Landscape is not flat, and the variation in ground levels was formed using recycled polystyrene blocks fixed with PVA under a skin of Modroc plaster. The top surface was painted in dark brown oil paint to seal the plaster dust, and then given the static grass gun treatment to build up the varied colours and layers found in nature for the grassed and wooded areas. The period of early summer was chosen as the yellow broom and pink campion are in full bloom to provide colour. Lambs are found on the farm, and the local breed of cattle, Belted Galloways, have been featured, (and recognised by those who know), all to give a local sense of place. Great use has been made on the landscaping of the products by Woodland Scenics and other manufacturers, with acrylic paint and weathering powders. The river was formed with a fine gravel bed overlaid in layers and layers of gloss yacht varnish.
The buildings have all been scratch-built using Plastikard as the base material. The station building was drawn firstly as a three-dimensional computer drawing using Sketch-up, taken from researched photographs. This information was then translated into a two-dimensional drawing using Autocad from which the model was constructed.
The signal box was constructed using Wigtownshire Railway drawings obtained from the Glasgow and South Western Railway Association. It reflects the GSWR signal box that might have been at Whithorn, taking the signal box at Millisle on the branch as a reference. The box was in-situ right up to the closing of the line. The window frames were custom made by York Modelmaking.

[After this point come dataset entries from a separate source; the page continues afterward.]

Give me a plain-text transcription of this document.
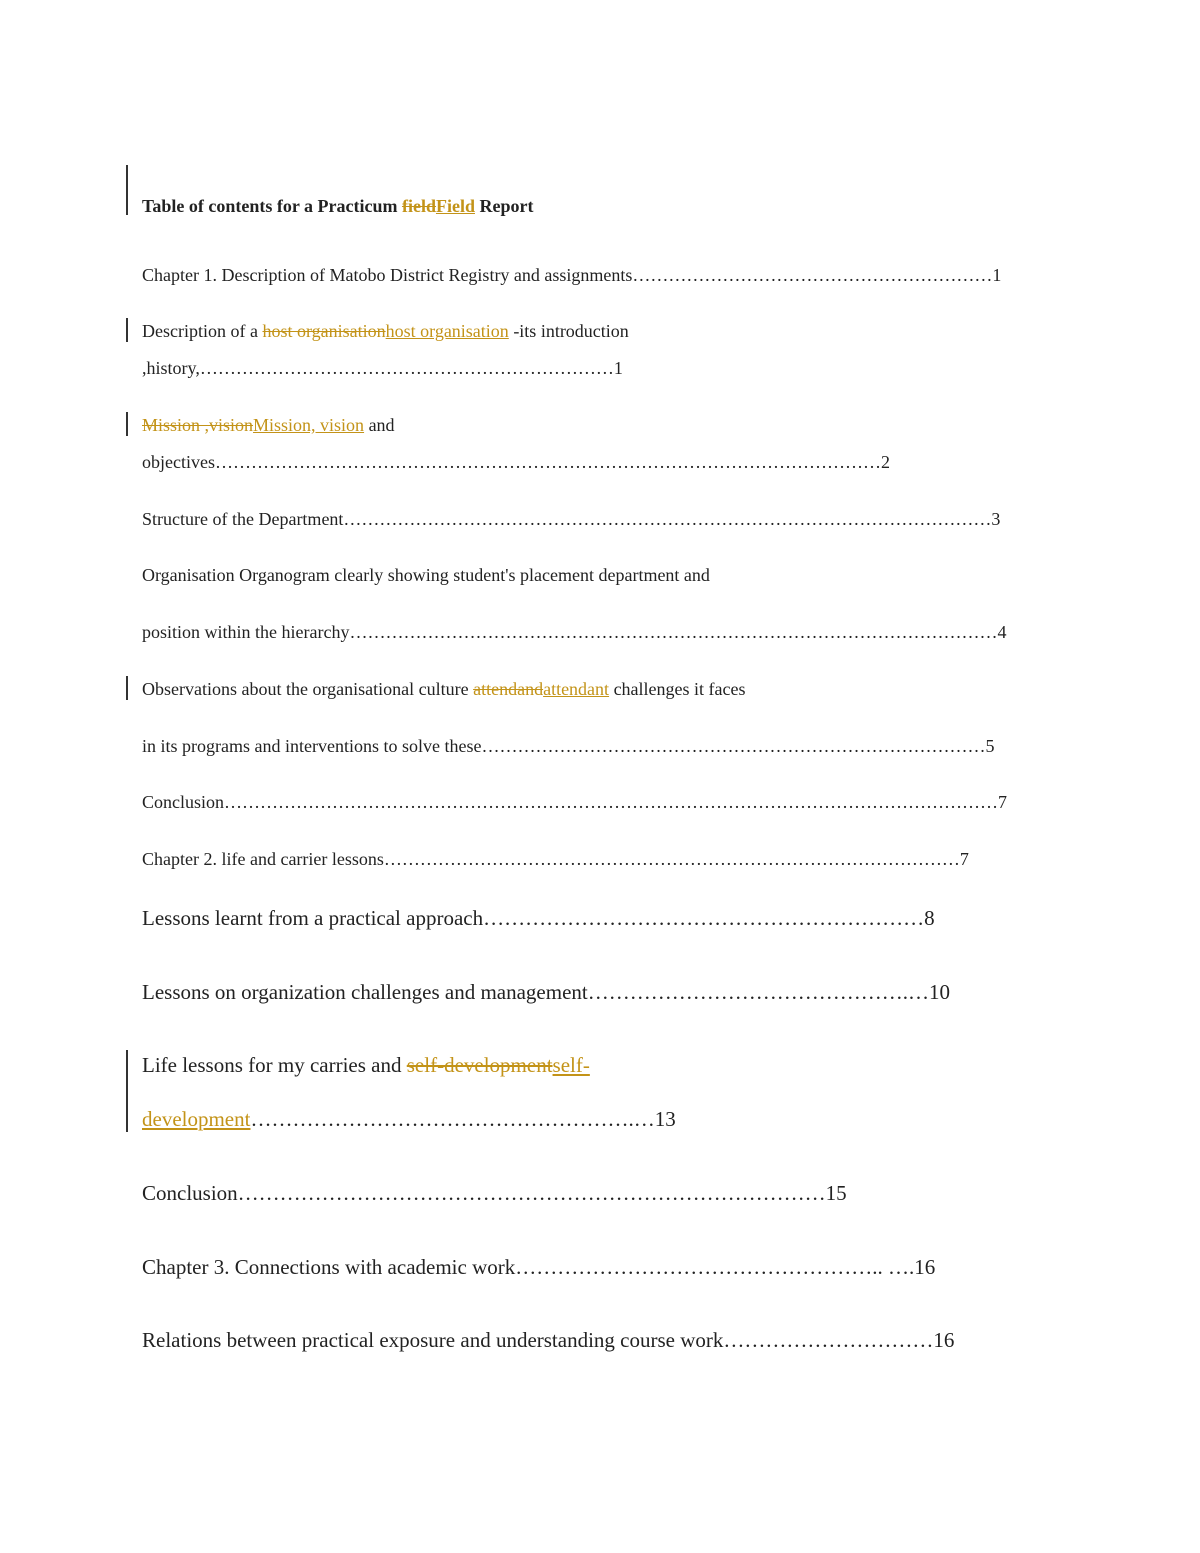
Table of contents for a Practicum fieldField Report
Chapter 1. Description of Matobo District Registry and assignments……………………………………………………1
Description of a host organisationhost organisation -its introduction
,history,……………………………………………………………1
Mission ,visionMission, vision and
objectives…………………………………………………………………………………………………2
Structure of the Department………………………………………………………………………………………………3
Organisation Organogram clearly showing student's placement department and
position within the hierarchy………………………………………………………………………………………………4
Observations about the organisational culture attendandattendant challenges it faces
in its programs and interventions to solve these…………………………………………………………………………5
Conclusion…………………………………………………………………………………………………………………7
Chapter 2. life and carrier lessons……………………………………………………………………………………7
Lessons learnt from a practical approach………………………………………………………8
Lessons on organization challenges and management……………………………………….…10
Life lessons for my carries and self-developmentself-
development……………………………………………….…13
Conclusion…………………………………………………………………………15
Chapter 3. Connections with academic work…………………………………………….. ….16
Relations between practical exposure and understanding course work…………………………16
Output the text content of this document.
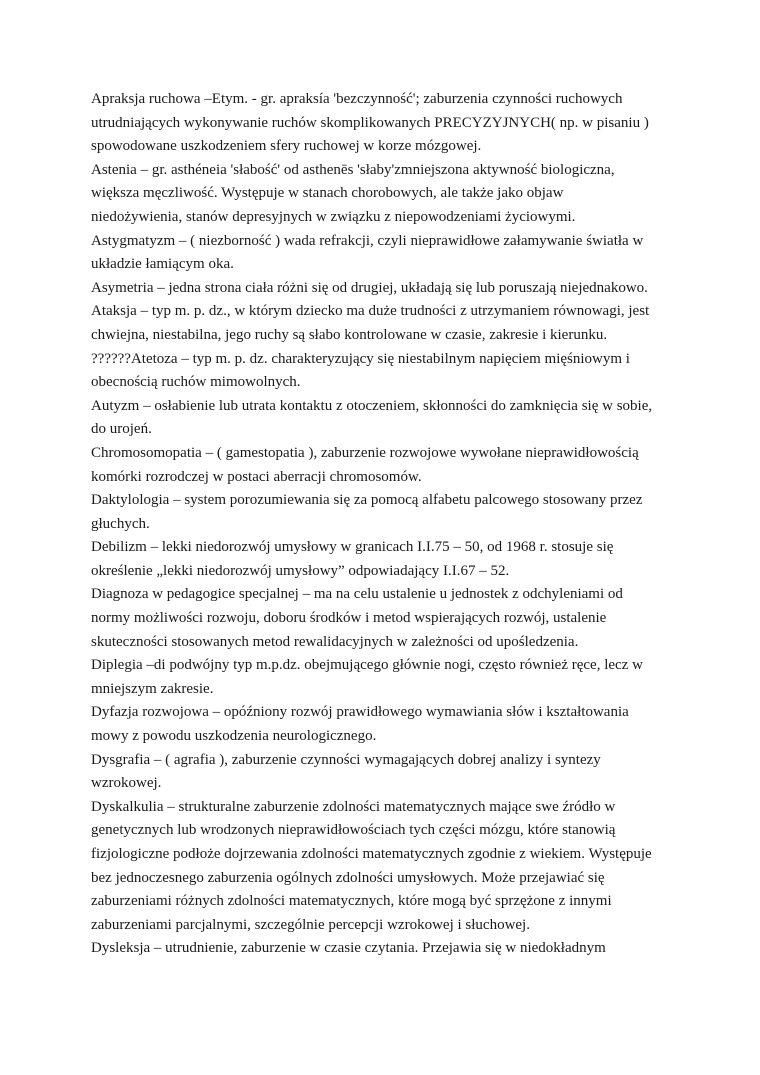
Apraksja ruchowa –Etym. - gr. apraksía 'bezczynność'; zaburzenia czynności ruchowych
utrudniających wykonywanie ruchów skomplikowanych PRECYZYJNYCH( np. w pisaniu )
spowodowane uszkodzeniem sfery ruchowej w korze mózgowej.
Astenia – gr. asthéneia 'słabość' od asthenēs 'słaby'zmniejszona aktywność biologiczna,
większa męczliwość. Występuje w stanach chorobowych, ale także jako objaw
niedożywienia, stanów depresyjnych w związku z niepowodzeniami życiowymi.
Astygmatyzm – ( niezborność ) wada refrakcji, czyli nieprawidłowe załamywanie światła w
układzie łamiącym oka.
Asymetria – jedna strona ciała różni się od drugiej, układają się lub poruszają niejednakowo.
Ataksja – typ m. p. dz., w którym dziecko ma duże trudności z utrzymaniem równowagi, jest
chwiejna, niestabilna, jego ruchy są słabo kontrolowane w czasie, zakresie i kierunku.
??????Atetoza – typ m. p. dz. charakteryzujący się niestabilnym napięciem mięśniowym i
obecnością ruchów mimowolnych.
Autyzm – osłabienie lub utrata kontaktu z otoczeniem, skłonności do zamknięcia się w sobie,
do urojeń.
Chromosomopatia – ( gamestopatia ), zaburzenie rozwojowe wywołane nieprawidłowością
komórki rozrodczej w postaci aberracji chromosomów.
Daktylologia – system porozumiewania się za pomocą alfabetu palcowego stosowany przez
głuchych.
Debilizm – lekki niedorozwój umysłowy w granicach I.I.75 – 50, od 1968 r. stosuje się
określenie „lekki niedorozwój umysłowy” odpowiadający I.I.67 – 52.
Diagnoza w pedagogice specjalnej – ma na celu ustalenie u jednostek z odchyleniami od
normy możliwości rozwoju, doboru środków i metod wspierających rozwój, ustalenie
skuteczności stosowanych metod rewalidacyjnych w zależności od upośledzenia.
Diplegia –di podwójny typ m.p.dz. obejmującego głównie nogi, często również ręce, lecz w
mniejszym zakresie.
Dyfazja rozwojowa – opóźniony rozwój prawidłowego wymawiania słów i kształtowania
mowy z powodu uszkodzenia neurologicznego.
Dysgrafia – ( agrafia ), zaburzenie czynności wymagających dobrej analizy i syntezy
wzrokowej.
Dyskalkulia – strukturalne zaburzenie zdolności matematycznych mające swe źródło w
genetycznych lub wrodzonych nieprawidłowościach tych części mózgu, które stanowią
fizjologiczne podłoże dojrzewania zdolności matematycznych zgodnie z wiekiem. Występuje
bez jednoczesnego zaburzenia ogólnych zdolności umysłowych. Może przejawiać się
zaburzeniami różnych zdolności matematycznych, które mogą być sprzężone z innymi
zaburzeniami parcjalnymi, szczególnie percepcji wzrokowej i słuchowej.
Dysleksja – utrudnienie, zaburzenie w czasie czytania. Przejawia się w niedokładnym
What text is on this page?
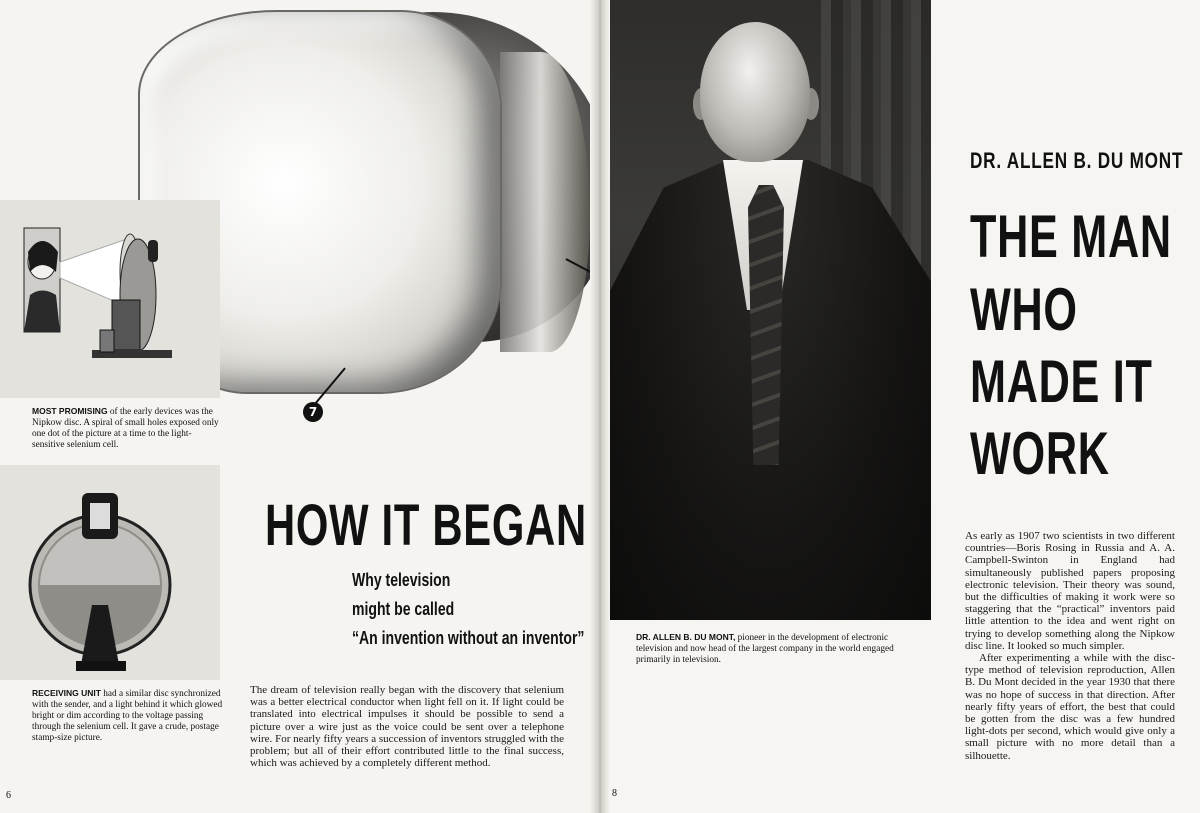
7
MOST PROMISING of the early devices was the Nipkow disc. A spiral of small holes exposed only one dot of the picture at a time to the light-sensitive selenium cell.
RECEIVING UNIT had a similar disc synchronized with the sender, and a light behind it which glowed bright or dim according to the voltage passing through the selenium cell. It gave a crude, postage stamp-size picture.
HOW IT BEGAN
Why television
might be called
“An invention without an inventor”

The dream of television really began with the discovery that selenium was a better electrical conductor when light fell on it. If light could be translated into electrical impulses it should be possible to send a picture over a wire just as the voice could be sent over a telephone wire. For nearly fifty years a succession of inventors struggled with the problem; but all of their effort contributed little to the final success, which was achieved by a completely different method.

6
DR. ALLEN B. DU MONT, pioneer in the development of electronic television and now head of the largest company in the world engaged primarily in television.
DR. ALLEN B. DU MONT
THE MAN
WHO
MADE IT
WORK

As early as 1907 two scientists in two different countries—Boris Rosing in Russia and A. A. Campbell-Swinton in England had simultaneously published papers proposing electronic television. Their theory was sound, but the difficulties of making it work were so staggering that the “practical” inventors paid little attention to the idea and went right on trying to develop something along the Nipkow disc line. It looked so much simpler.

After experimenting a while with the disc-type method of television reproduction, Allen B. Du Mont decided in the year 1930 that there was no hope of success in that direction. After nearly fifty years of effort, the best that could be gotten from the disc was a few hundred light-dots per second, which would give only a small picture with no more detail than a silhouette.

8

The red brick dwelling, Oswie House, still stands in Whithorn. It is a useful guide to where the station was originally located in the town. For the model, the bricks on the elevations were counted from a Google Streetview image, and the model was built to a smaller scale of 1:87 to assist the perspective. At the scale of 1:76, the house visually overpowered the station area. The Provender Store is a Ratio kit-built model, while the Scottish-style farm buildings are generic.
The original creamery at Whithorn was not rail-connected, and the building is now long gone. For more operating options on the model it has been rail-connected. Although no drawings were found for the structure, the model version is a pastiche of the various elements of the original taken from photographs, reflecting the style of the original creamery. The creamery model won a certificate at ExpoEM North 2018 for the best example of use of scratch-building materials. The layout also won 'Best in Show' at that same ExpoEM event.
If asked what has pleased me about this layout, I think it would be the positive reviews the scenery has received at exhibitions. I feel that I have met my original brief of branch line trains running in the rural landscape.
Is the layout completed? That is doubtful - there is always something to be attended to on the scenery, or rolling stock - especially after a weekend’s exhibiting!
Finally, thanks must go to Hazel, my wife, for all her support and her constructive criticism on 'Whithorn' over the years of its construction, and to Graham Heald, Chris Manners, and Raymond Reed, and all the members of the Wirral and North Wales Model Railway Group for their invaluable assistance.